Dear John letter (англ.) – так в период Второй мировой войны американские солдаты называли письма от своих девушек, в которых сообщалось, что между ними всё кончено.
[Закрыть]
Начал искать работу. Ходил и для самоуспокоения расклеивал бумажки на столбах: уроки английского, уроки французского, уроки датского, уроки норвежского. Толку никакого не было. Никто не интересовался. Это было глупо. Я знал это. Не в первый раз. Всё равно развешивал. Ходил по Копли и клеил на столбы. Выходил с утра пораньше и шел на проспект Сыле. Только пройдя пару остановок, осмеливался наклеить, и даже если людей рядом не было, всё равно нервничал, суетился. Клеил на столбы, на киоски, стоял возле роддома, где когда-то родился, возле роддома выросло маленькое здание, в котором собирались мормоны, в черных пиджаках, с дипломатами… Смотрел на серое здание больницы через дорогу, где навещал доктора Вернера, когда он умирал, где навещал бабушку, смотрел на покойницкий отдел, всё такой же, коричневого цвета, а потом решил: а повешу там мое объявление тоже!.. Мне эта идея понравилась: я подошел и приклеил мою бумажку на покойницкую, и в душе повеселело, будто я заклинание какое-то произнес. И с этих пор мне стало проще, я вешал объявления везде, даже в таких местах, где не могло быть людей. Я себя приклеивал к этим улицам вновь, цеплялся за мир, доказывал ему, что я жив и со мной просто так не разделаться. Ни удавкой, ни ножом, ни пулей. Для меня это была самая жизнеутверждающая практика. Потом ходил, проверял, будто и правда от этого зависело что-то. Бумажки висели. Слегка подмоченные. Язычки с телефончиком срывали, но не звонили. Я сам лет десять назад так срывал и не звонил, думал, что позвоню, а потом комкал бумажку и выкидывал. Точно так же выкидывали мой новый номер телефона. Но меня это мало заботило. Я осуществлял таким образом контакт с миром. Кто-то прикасался к моим бумажкам, чьи-то пальцы их срывали, мой телефонный номер мяли в чьих-то ладонях…
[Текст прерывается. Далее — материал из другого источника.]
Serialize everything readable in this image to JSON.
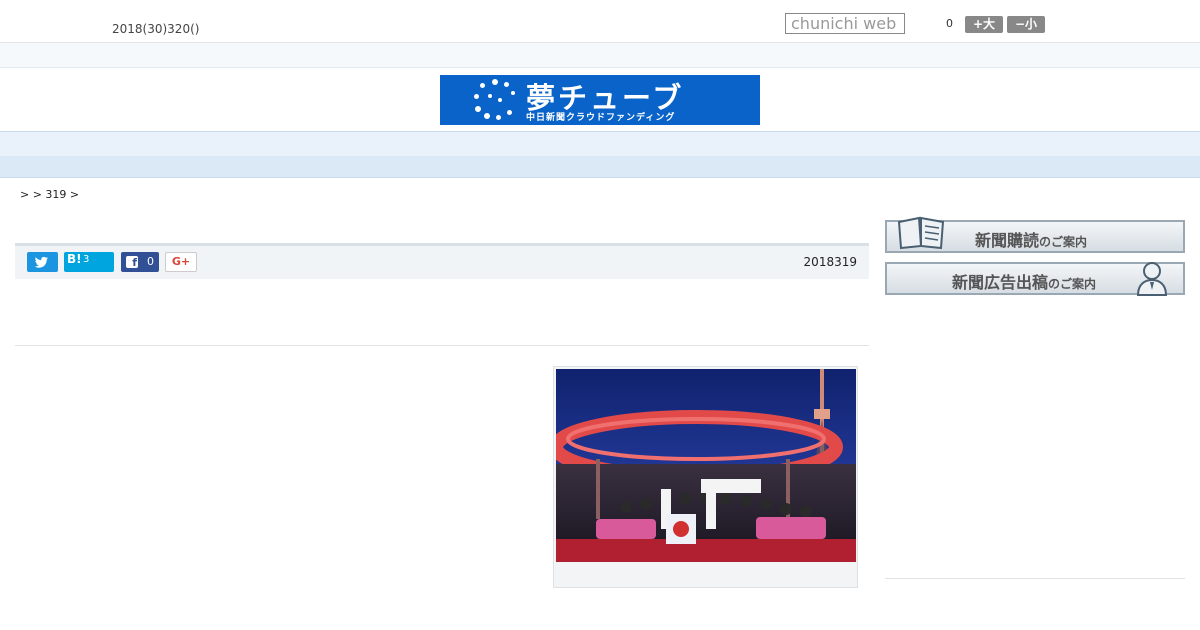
{
  "header": {
    "date": "2018(30)320()",
    "search_placeholder": "chunichi web",
    "count": "0",
    "font_up": "+大",
    "font_down": "−小"
  },
  "logo": {
    "title": "夢チューブ",
    "subtitle": "中日新聞クラウドファンディング"
  },
  "nav": {
    "items": [
      "",
      "",
      "",
      "",
      "",
      "",
      "",
      "",
      ""
    ]
  },
  "breadcrumb": ">  > 319 >",
  "share": {
    "twitter_icon": "twitter-bird",
    "hatena_label": "B!",
    "hatena_count": "3",
    "facebook_count": "0",
    "gplus_label": "G+"
  },
  "article": {
    "date": "2018319"
  },
  "sidebar": {
    "banner1_main": "新聞購読",
    "banner1_small": "のご案内",
    "banner2_main": "新聞広告出稿",
    "banner2_small": "のご案内"
  },
  "colors": {
    "logo_bg": "#0a63c8",
    "nav_bg": "#e9f2fb",
    "twitter": "#1b95e0",
    "hatena": "#00a4de",
    "facebook": "#315096"
  }
}
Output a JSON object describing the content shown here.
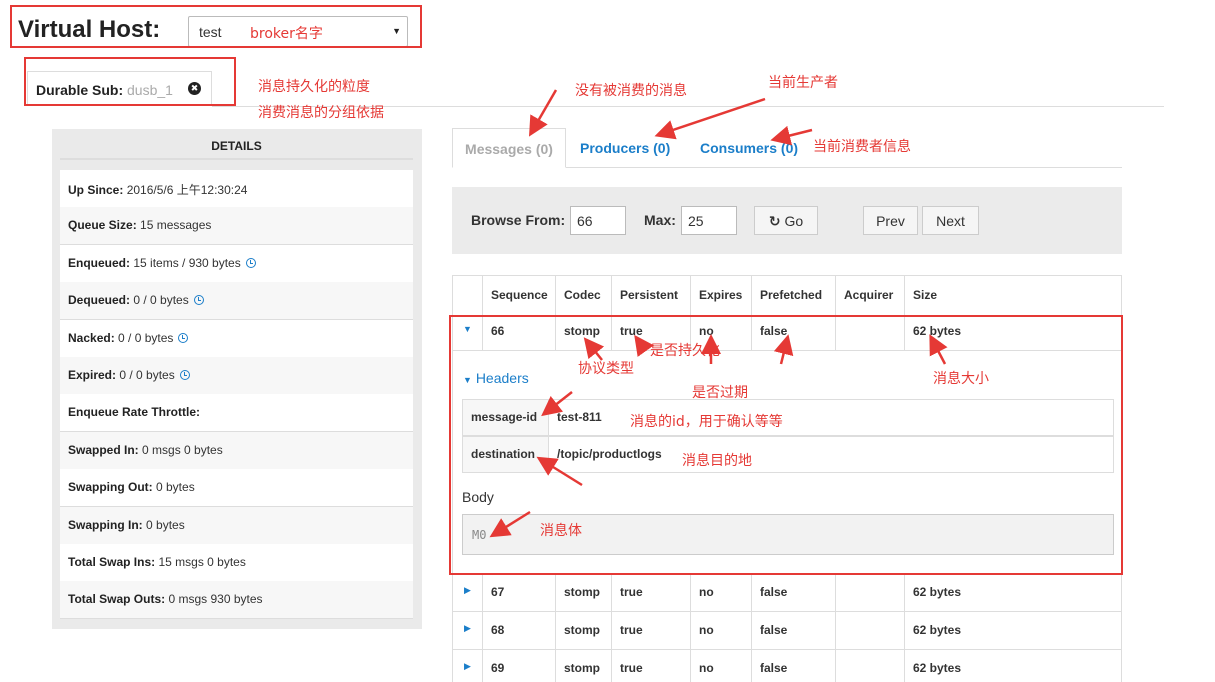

Проверив мои объявления, я так или иначе возвращался к морю, сидел там на скамейке, тянул портер, курил…
Море, чайки, собаки…
В бессильном отчаянии я хватался за голову и сам на себя сквозь зубы рычал: зачем я клею эти бумажки? Зачем? Надо ехать! Уезжать к чертовой матери! Куда? Куда угодно. В Лондон, или в пригород Йорка, Ноттингема, Данди – официантом в ресторанчике при каком-нибудь отеле. В bed&breakfast. Или на конвейер, курей паковать. Что угодно. Лишь бы от смрада подальше. От этого моря. От этих чаек. Не слышать русскую речь. Быть чужим, иностранцем, нелегалом. Кем я всегда был и остаюсь. Моряком на корабль, где ни одного русского. Собирать апельсины в Испании с черномазыми. С китайцами дизели в Германии. Телефоны с курдами в Швеции. Но нужны бабки в любом случае, на первое время, чтобы снять хату, что-то жевать. С чего-то нужно начинать. Хотя бы с частных уроков. Ведь я ничего не умею. Какой из меня учитель? всегда найдутся те, кто настолько тебя глупее, что будут брать у тебя уроки и даже платить за это! Так почему бы нет? Я давал уроки английского в Ямияла: Альбертику и медсестре… медсестре нужно было сдавать в Тарту экзамены, чтобы идти на повышение, она училась на заочном, она хотела стать врачом, – сколько можно сидеть на ночных дежурствах медсестрой? Она была в какой-то секте, ездила с ними во Францию, в Тезе; по секрету рассказала, как ее похитили инопланетяне и надругались над ней, остались шрамы в интимных местах… Кажется, она меня хотела…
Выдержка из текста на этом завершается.